Why would a high-ranking keyword make me feel uncomfortable? Isn’t that the whole freaking job to be done? Not for me. The job to be done is to help educate people, and ranking is a byproduct of doing that well.

I looked at our own content, and I put myself in the seat of a searcher, not an SEO; I looked at the top four rankings and decided that our content felt easy, almost ChatGPT-ish. It was predictable, it was repeatable, and it lacked hot takes and spicy punches.

So, I removed 80% of the content and replaced it with the 38 questions I would ask if I was hiring an SEO. I’m a 25-year SME, and I know what I would be looking for in these turbulent times. I wanted to write the questions that didn’t exist on anything ranking in the top ten. This was a risk, why? Because, semantically, I was going against what Google was likely expecting to see on this topic.

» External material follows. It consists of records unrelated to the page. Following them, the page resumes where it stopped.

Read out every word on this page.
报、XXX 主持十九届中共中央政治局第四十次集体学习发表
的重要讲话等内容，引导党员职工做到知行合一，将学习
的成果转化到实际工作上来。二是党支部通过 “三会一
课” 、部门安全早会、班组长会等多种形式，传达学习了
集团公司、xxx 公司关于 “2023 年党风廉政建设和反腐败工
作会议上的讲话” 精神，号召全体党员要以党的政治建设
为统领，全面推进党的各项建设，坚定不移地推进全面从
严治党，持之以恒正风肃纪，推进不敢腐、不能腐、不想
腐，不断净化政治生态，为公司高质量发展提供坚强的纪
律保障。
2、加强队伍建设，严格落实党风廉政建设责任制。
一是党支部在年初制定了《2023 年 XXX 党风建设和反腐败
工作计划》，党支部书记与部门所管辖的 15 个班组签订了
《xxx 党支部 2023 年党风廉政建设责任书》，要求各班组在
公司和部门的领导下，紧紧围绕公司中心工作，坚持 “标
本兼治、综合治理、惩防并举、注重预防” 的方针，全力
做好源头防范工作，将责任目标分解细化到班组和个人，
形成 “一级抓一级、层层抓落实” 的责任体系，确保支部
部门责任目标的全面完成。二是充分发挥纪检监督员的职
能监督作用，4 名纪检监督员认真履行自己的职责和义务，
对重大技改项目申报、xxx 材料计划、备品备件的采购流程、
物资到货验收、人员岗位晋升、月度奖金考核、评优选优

This is when Mike King told me about information gain. Google will give you a boost in ranking signals if you bring it new info. Maybe breaking out of the sea of sameness + some social signals could be a key factor in improving rankings on top of doing the traditional SEO work.

What’s worth more?

Ten visits to my SEO RFP post from people to my content via a private procurement WhatsApp group or LinkedIn group?

One hundred people to the same content from search?

I had to make a call, and I was willing to lose rankings (that were getting low traffic but highly valued traffic) to write something that when people read it, they thought enough about it to share it in emails, groups, etc.

SME as the unlock to standout content?

I literally just asked myself, “Wil, what would you ask yourself if you were hiring an SEO company? Then I riffed for 6—8 hours and had tons of chats with ChatGPT. I was asking ChatGPT to get me thinking differently. Things like, “what would create the most value?” I never constrained myself to “what is the search volume,” I started with the riffs.

If I was going to lose my rankings, I had to socially promote it so people knew it existed. That was an unlock, too, if you go this route. It’s work, you are now going to rely on spikes from social, so having a reason to update it and put it back in social is very important.

Most of my “followers” aren’t looking for SEO services as they are digital marketers themselves. So I didn’t expect this post to take off HUGLEY, but given the content, I was shocked at how well it did and how much engagement it got from real actual people.